The data are now cleaner, but not shown here.

This now also is the point were we also could do some stemming. For this we need this library:

library(SnowballC)

Which gives us a function ‘wordstem’:

words_stemmed <- mutate(words, word = wordStem(word))
head(words_stemmed, n=20L)

But we don’t want to use the stemmed words just now because it would intefere with the sentiment analysis. Stemming is useful, but only once we no longer need “real” words, such as for topic modelling and the likes.

Word frequencies

Now we can calculate word frequencies for each person. First, we group by person and count how many times each person used each word. Then we use left_join() to add a column of the total number of words used by each person. Finally, we calculate a frequency for each person and word. (If this is really meaningful across questions, as done here, is debatable but this is mainly a demonstration. See below for filtering and grouping.)

frequency <- words %>% 
  group_by(Respondent) %>% 
  count(word, sort = TRUE) %>% 
  left_join(words %>% 
              group_by(Respondent) %>% 
              summarise(total = n())) %>%
  mutate(freq = n/total)
Joining, by = "Respondent"
head(frequency)

Sentiment analysis

Sentiments across all questions

To repeat form the very first example, if we were interested in the joyfulness, we can get words of joy from for instance the nrc lexicon:

nrc_joy <- get_sentiments("nrc") %>% 
  filter(sentiment == "joy")

And then look for them in answers to from Q1 to Q9:

words %>%
  inner_join(nrc_joy) %>%
  count(word, sort = TRUE) %>%
  top_n(10)
Joining, by = "word"
Selecting by n

Sentiment anaysis on one question

Just for Q1:

words %>%
  filter(question == "Q1") %>%
  inner_join(nrc_joy) %>%
  count(word, sort = TRUE)
Joining, by = "word"

Note that questions IDs are now a row value, so we need to filter (rows) rather than select (variables).
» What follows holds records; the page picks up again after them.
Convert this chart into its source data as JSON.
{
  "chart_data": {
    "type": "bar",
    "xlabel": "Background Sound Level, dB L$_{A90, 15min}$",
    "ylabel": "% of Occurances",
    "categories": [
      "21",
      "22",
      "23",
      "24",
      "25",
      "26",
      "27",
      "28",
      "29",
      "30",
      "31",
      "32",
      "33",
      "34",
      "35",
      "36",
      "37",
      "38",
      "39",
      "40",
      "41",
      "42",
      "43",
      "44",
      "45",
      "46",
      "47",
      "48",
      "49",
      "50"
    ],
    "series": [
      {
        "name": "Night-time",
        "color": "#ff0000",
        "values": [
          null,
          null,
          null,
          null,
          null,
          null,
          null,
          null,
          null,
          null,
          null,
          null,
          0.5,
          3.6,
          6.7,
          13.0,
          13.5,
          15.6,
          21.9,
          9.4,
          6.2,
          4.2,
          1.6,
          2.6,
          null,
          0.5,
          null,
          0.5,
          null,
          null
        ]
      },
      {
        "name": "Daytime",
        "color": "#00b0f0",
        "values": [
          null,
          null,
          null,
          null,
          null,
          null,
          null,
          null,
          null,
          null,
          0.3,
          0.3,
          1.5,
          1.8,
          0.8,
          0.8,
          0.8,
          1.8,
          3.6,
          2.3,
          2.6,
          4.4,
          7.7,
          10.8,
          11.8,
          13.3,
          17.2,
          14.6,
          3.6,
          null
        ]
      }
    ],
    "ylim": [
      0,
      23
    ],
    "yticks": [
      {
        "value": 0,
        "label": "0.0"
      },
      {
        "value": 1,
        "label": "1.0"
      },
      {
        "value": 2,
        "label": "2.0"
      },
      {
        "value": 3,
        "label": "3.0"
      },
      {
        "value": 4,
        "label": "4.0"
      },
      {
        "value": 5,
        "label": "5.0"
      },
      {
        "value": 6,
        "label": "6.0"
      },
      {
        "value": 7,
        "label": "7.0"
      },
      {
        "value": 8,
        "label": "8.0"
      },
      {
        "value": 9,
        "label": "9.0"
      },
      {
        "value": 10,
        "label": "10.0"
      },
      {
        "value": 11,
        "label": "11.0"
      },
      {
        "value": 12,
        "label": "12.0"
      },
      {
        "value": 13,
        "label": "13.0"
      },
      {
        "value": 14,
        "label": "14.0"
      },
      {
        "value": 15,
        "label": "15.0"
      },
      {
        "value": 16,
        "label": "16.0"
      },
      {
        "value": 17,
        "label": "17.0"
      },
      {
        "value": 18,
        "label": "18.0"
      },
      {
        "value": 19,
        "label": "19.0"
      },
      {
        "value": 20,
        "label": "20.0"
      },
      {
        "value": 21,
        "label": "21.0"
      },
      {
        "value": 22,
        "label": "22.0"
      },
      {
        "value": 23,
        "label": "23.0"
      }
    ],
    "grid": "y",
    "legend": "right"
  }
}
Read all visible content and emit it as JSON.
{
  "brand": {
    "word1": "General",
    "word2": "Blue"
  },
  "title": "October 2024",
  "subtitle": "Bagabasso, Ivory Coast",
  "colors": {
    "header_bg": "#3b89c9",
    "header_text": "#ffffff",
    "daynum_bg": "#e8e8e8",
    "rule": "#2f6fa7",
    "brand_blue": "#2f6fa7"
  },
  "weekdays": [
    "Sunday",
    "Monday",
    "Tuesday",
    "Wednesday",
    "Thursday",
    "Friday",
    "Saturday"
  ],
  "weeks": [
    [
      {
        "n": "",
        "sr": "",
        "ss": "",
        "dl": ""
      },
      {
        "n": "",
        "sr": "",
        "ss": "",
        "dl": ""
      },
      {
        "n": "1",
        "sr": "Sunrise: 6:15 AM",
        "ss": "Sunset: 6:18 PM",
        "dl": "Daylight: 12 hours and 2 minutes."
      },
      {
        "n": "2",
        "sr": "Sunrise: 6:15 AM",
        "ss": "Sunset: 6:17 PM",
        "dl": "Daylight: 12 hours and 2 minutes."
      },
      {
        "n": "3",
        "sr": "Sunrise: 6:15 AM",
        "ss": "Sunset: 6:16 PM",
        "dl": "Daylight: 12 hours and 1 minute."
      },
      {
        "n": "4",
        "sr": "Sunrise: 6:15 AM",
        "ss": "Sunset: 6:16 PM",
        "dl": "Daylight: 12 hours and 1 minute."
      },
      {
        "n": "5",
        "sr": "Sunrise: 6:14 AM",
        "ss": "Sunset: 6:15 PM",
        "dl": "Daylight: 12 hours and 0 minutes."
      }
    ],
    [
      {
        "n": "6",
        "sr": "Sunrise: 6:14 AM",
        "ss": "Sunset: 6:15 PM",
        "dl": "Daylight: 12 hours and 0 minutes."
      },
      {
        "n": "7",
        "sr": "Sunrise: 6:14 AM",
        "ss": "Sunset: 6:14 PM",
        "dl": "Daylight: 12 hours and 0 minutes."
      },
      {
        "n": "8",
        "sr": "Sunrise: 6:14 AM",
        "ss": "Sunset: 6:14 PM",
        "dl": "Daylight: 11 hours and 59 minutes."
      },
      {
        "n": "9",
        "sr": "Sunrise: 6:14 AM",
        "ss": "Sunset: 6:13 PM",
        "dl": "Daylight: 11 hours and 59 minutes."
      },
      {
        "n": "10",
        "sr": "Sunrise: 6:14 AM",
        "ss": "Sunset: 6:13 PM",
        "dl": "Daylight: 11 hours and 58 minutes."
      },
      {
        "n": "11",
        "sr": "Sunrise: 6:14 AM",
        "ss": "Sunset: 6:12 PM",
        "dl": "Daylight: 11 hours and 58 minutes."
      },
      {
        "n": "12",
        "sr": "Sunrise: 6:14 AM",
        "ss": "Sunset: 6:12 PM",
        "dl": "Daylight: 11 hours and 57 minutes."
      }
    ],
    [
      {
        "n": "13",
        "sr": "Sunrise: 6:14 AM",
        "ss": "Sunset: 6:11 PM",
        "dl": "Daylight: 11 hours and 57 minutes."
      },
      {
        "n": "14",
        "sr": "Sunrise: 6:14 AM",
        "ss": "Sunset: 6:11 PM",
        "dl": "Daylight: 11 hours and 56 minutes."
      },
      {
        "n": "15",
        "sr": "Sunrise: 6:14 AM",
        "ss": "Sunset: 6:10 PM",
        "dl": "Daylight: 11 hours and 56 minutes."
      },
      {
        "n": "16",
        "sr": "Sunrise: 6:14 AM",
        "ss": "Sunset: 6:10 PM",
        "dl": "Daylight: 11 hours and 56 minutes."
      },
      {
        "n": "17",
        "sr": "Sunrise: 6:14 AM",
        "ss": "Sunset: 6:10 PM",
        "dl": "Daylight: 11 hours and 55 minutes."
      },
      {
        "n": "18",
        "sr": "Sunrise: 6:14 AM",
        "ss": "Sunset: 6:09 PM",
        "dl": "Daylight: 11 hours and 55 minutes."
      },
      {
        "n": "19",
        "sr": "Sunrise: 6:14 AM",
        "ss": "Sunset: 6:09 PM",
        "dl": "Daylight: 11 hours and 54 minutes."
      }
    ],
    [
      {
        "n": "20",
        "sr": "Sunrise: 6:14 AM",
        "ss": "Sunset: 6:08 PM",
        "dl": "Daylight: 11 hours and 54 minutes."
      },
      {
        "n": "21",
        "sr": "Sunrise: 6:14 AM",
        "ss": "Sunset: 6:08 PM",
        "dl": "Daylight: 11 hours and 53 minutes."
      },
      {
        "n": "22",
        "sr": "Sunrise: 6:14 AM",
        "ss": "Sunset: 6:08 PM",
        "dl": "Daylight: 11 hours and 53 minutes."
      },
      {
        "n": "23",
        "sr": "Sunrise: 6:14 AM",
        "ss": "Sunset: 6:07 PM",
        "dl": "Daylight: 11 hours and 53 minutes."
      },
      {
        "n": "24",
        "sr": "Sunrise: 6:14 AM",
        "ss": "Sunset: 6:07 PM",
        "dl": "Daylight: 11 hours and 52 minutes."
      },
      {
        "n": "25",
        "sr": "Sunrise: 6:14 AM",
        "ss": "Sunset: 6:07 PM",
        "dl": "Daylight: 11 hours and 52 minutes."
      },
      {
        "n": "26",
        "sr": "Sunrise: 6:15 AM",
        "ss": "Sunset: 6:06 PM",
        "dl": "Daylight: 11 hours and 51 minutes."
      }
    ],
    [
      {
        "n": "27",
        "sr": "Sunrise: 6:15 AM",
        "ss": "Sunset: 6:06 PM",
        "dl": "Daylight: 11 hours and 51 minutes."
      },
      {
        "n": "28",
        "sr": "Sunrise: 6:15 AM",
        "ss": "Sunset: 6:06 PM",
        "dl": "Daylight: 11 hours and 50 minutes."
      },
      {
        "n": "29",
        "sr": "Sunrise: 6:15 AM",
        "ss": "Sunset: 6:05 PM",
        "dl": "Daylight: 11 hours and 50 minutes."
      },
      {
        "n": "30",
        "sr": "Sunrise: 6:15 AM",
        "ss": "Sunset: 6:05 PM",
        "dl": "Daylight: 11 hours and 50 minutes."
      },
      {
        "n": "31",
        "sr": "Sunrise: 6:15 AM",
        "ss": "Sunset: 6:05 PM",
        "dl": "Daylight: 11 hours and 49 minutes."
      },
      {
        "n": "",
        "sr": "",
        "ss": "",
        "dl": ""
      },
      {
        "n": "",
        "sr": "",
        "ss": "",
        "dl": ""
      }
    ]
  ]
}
Sentiment on all questions

words %>%
  group_by(question) %>%
  inner_join(nrc_joy) %>%
  count(word, sort = FALSE)
Joining, by = "word"

We turned sorting on the count off here because we want to have the results grouped by question id. If Sorting was TRUE, the numeric count would be used first, then the question ID.

Sentiment analysis on a sub-set of all questions

Let’s pick Q1, 3 and 7:

words %>%
  filter(question == "Q1" | question == "Q3" | question == "Q7") %>%
  inner_join(nrc_joy) %>%
  count(word, sort = TRUE)
Joining, by = "word"

Most common positive and negative sentiment words

Using the lexicon bing, we can find how words costribute to sentiments

bing_word_counts <- words %>%
  inner_join(get_sentiments("bing")) %>%
  count(word, sentiment, sort = TRUE) %>%
  ungroup()
Joining, by = "word"
head(bing_word_counts)

Let’s graph this with ggplot2:

bing_word_counts %>%
  group_by(sentiment) %>%
  top_n(10) %>%
  ungroup() %>%
  mutate(word = reorder(word, n)) %>%
  ggplot(aes(word, n, fill = sentiment)) +
  geom_col(show.legend = FALSE) +
  facet_wrap(~sentiment, scales = "free_y") +
  labs(y = "Contribution to sentiment",
       x = NULL) +
  coord_flip()
Selecting by n

The top_n(10) seems not to work but let’s worry about that later.

There’s much one one can do with sentiment analysis, obviously, see the tidytext book amongst others.